Whether the Royal Baby will, or will not, boost UK economic output remains to be seen, but the positive impact of the announcement helped Sterling on its way to a 0.3 cent gain against the Euro (GBP/EUR), a 0.75 cent gain against the US Dollar (GBP/USD) and a 0.4 cent gain against the Canadian Dollar (GBP/CAD). The Antipodean currencies – the ‘Aussie’ and the ‘Kiwi’ – avoided defeat due to a rise in global risk appetite.
With Japanese Prime Minister Shinzo Abe winning a large majority in the upper house of the Japanese parliament it is likely that he will continue to pursue expansive monetary policy. Risk appetite was also helped by a weaker-than-expected US Existing Home Sales print of -1.2% which, combined with a recent -7.5% decline in US Building Permits and a -9.9% fall in US Housing Starts, reflected negatively on the US housing market. The poor figure completed the tripartite of worrying housing indicators and caused investors to scale back their bets for a tapering of QE3.
The Pound is trading above support levels at 1.5250 against the US Dollar and could push towards resistance at 1.5500 if UK GDP prints inline with economists’ forecasts later this week.

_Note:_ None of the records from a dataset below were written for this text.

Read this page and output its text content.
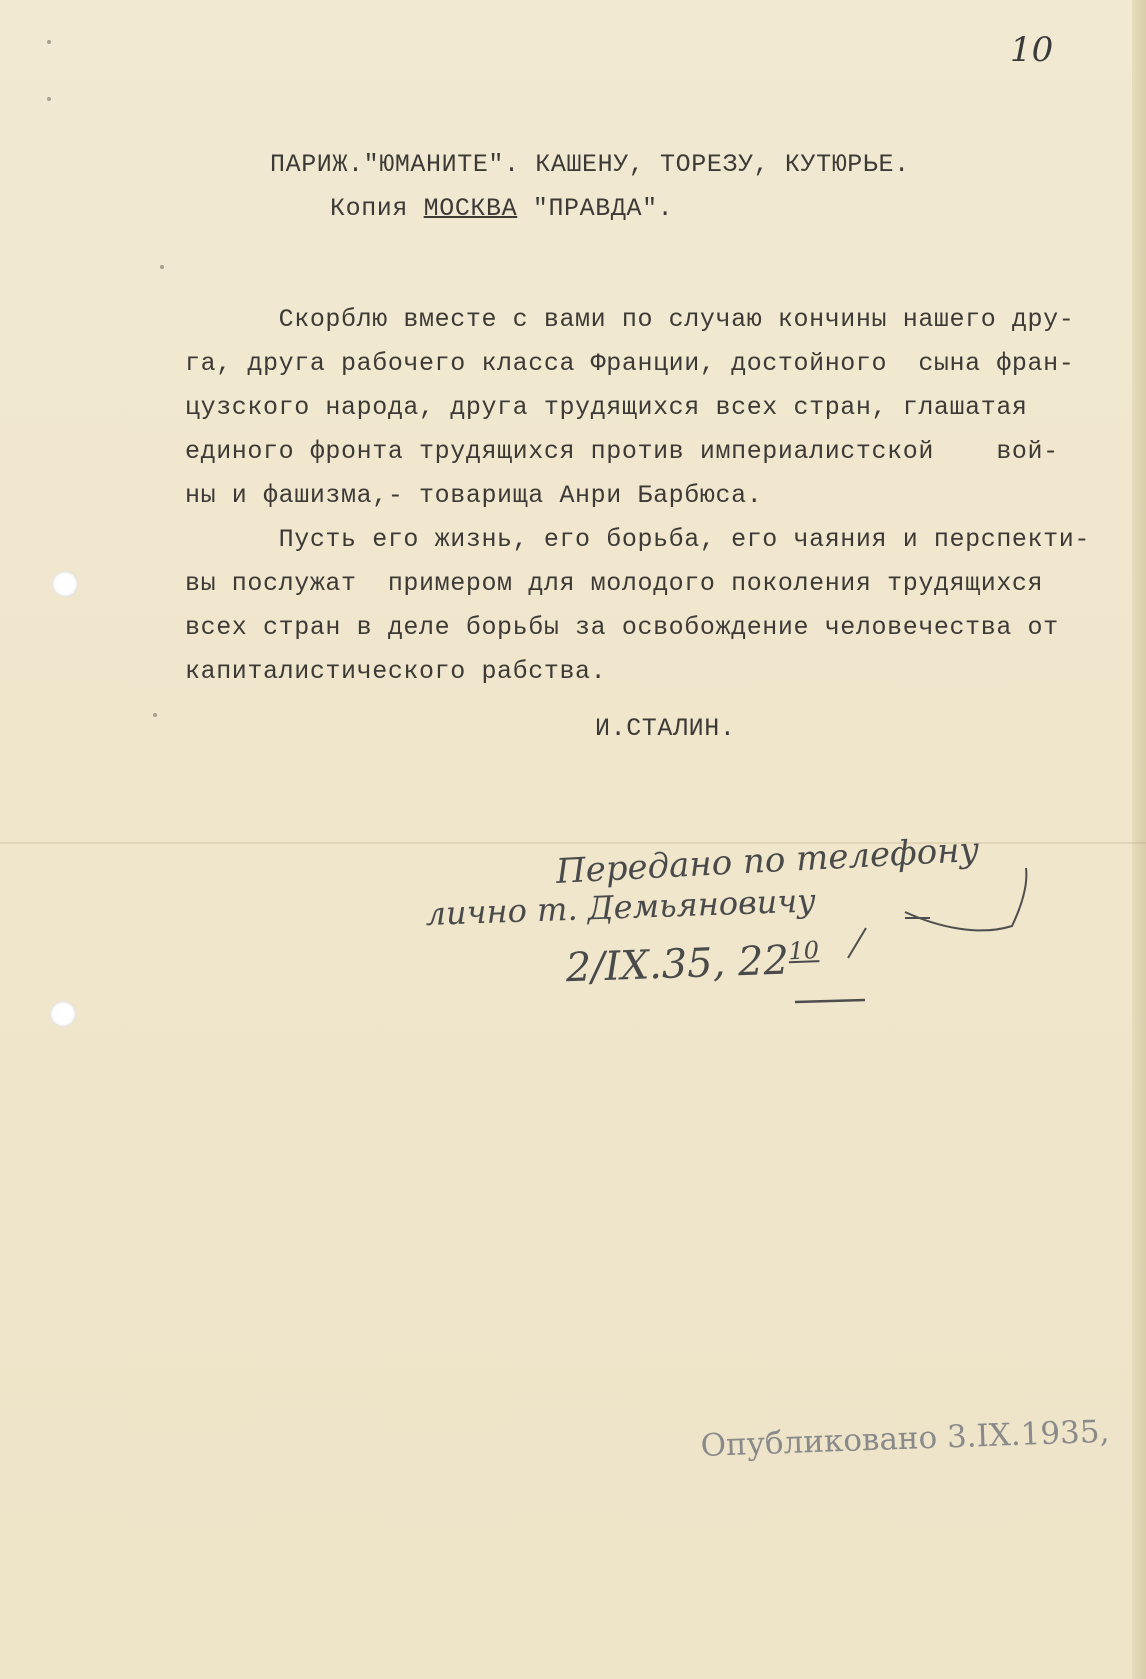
10
ПАРИЖ."ЮМАНИТЕ". КАШЕНУ, ТОРЕЗУ, КУТЮРЬЕ.
Копия МОСКВА "ПРАВДА".
Скорблю вместе с вами по случаю кончины нашего дру-
га, друга рабочего класса Франции, достойного  сына фран-
цузского народа, друга трудящихся всех стран, глашатая
единого фронта трудящихся против империалистской    вой-
ны и фашизма,- товарища Анри Барбюса.
Пусть его жизнь, его борьба, его чаяния и перспекти-
вы послужат  примером для молодого поколения трудящихся
всех стран в деле борьбы за освобождение человечества от
капиталистического рабства.
И.СТАЛИН.
Передано по телефону
лично т. Демьяновичу
2/IX.35, $22^{10}$
Опубликовано 3.IX.1935,
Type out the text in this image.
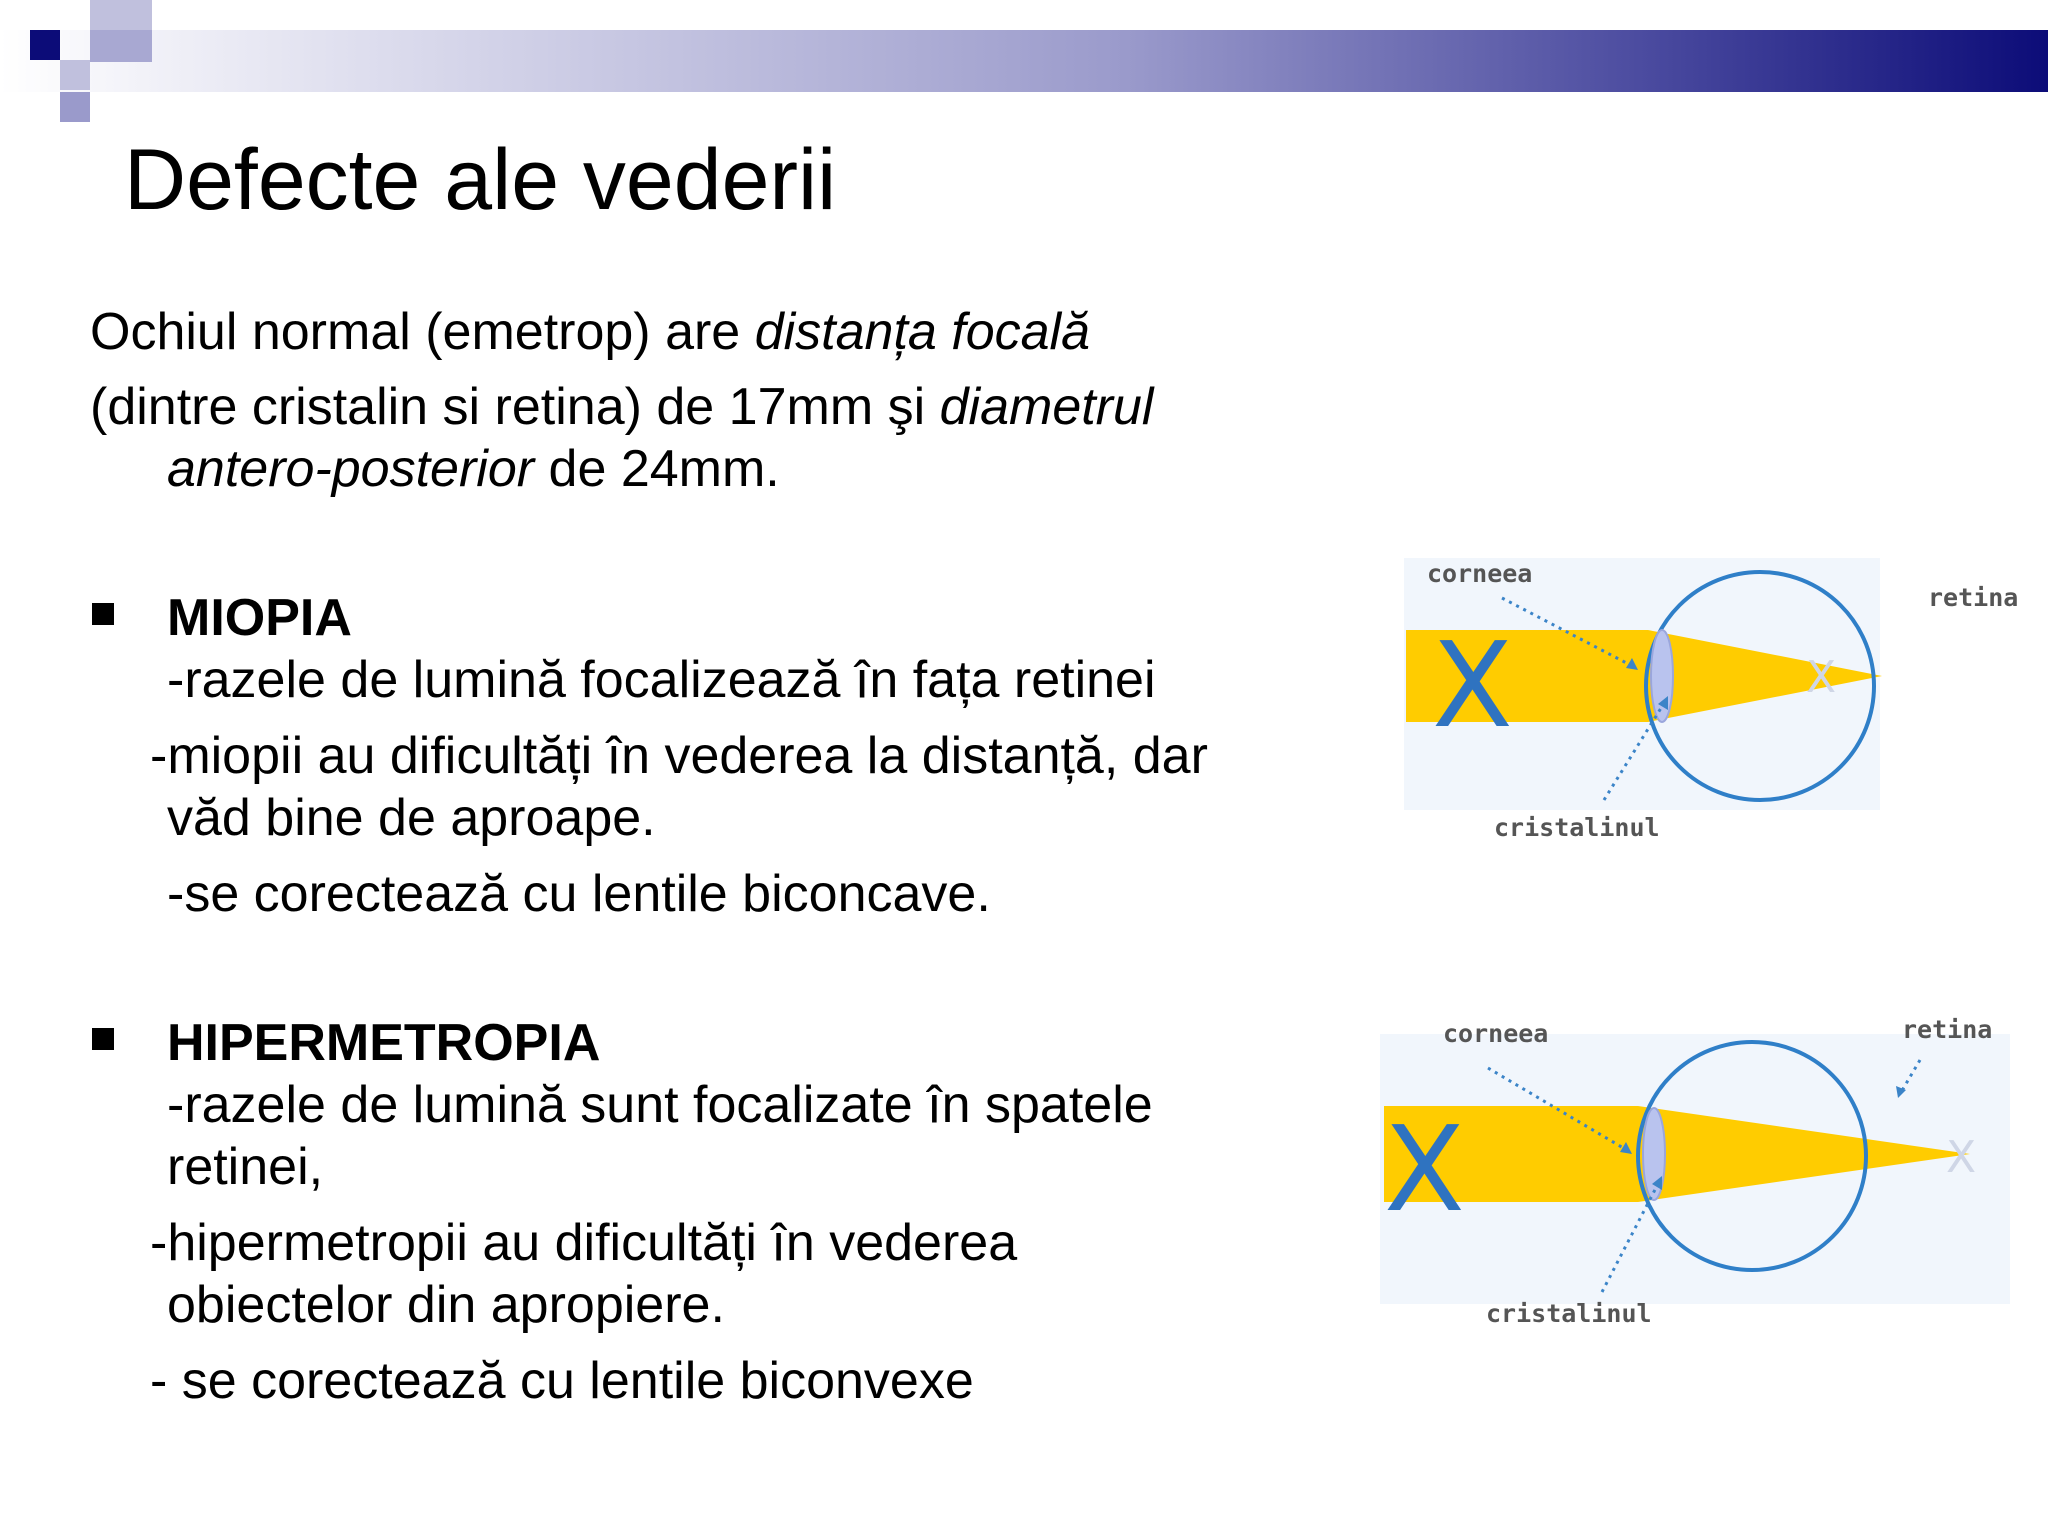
Defecte ale vederii
Ochiul normal (emetrop) are distanța focală
(dintre cristalin si retina) de 17mm şi diametrul
antero-posterior de 24mm.
MIOPIA
-razele de lumină focalizează în fața retinei
-miopii au dificultăți în vederea la distanță, dar
văd bine de aproape.
-se corectează cu lentile biconcave.
HIPERMETROPIA
-razele de lumină sunt focalizate în spatele
retinei,
-hipermetropii au dificultăți în vederea
obiectelor din apropiere.
- se corectează cu lentile biconvexe
X	X
corneea
retina
cristalinul
X	X
corneea	retina
cristalinul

Likewise the Sterling to Euro exchange rate (GBP/EUR) has the potential to rise from 1.1640 to technical resistance at 1.1800 if second quarter growth excels.
On the upside the dominant UK Service Sector hit a 2-year high during June, the UK Manufacturing Sector struck a 13-month high and Construction also printed above the crucial 50.0 level that demarcates growth from expansion. UK Retail Sales expanded by 2.2% in June and heightened consumer spending is expected to continue throughout the summer as Royal Baby fever is stoked by the outlandishly good weather. The British Chamber of Commerce added to the optimistic outlook yesterday as they confirmed that UK exporters are more confident about sales growing and more positive about hiring prospects now than at any time since the recession.
The UK second quarter growth score is expected to come in at 0.6%, up from 0.3% in the first quarter. This would bring the annualised Gross Domestic Product print up to an impressive 1.4%. A score inline, or above analysts’ forecasts has the potential to significantly bolster demand for the Pound.
However, Sterling will remain susceptible to declines until new Bank of England Governor Mark Carney is explicit regarding his designs for the UK Central Bank. Many market-players expect the former Bank of Canada man to impose a dual mandate remit for the BoE that incorporates both an inflation target and a growth or employment objective. The latest BoE Minutes showed a unanimous 9-0 vote against further quantitative easing but it is widely believed that August will be the month for action as the Central Bank is also set to release its widely anticipated Inflation Report. If the paper shows, as the recent below-estimate CPI figure suggests, that UK inflation has peaked then it is possible that the BoE will use the room afforded to it by falling price pressures to drive growth forward in Britain via additional asset purchases.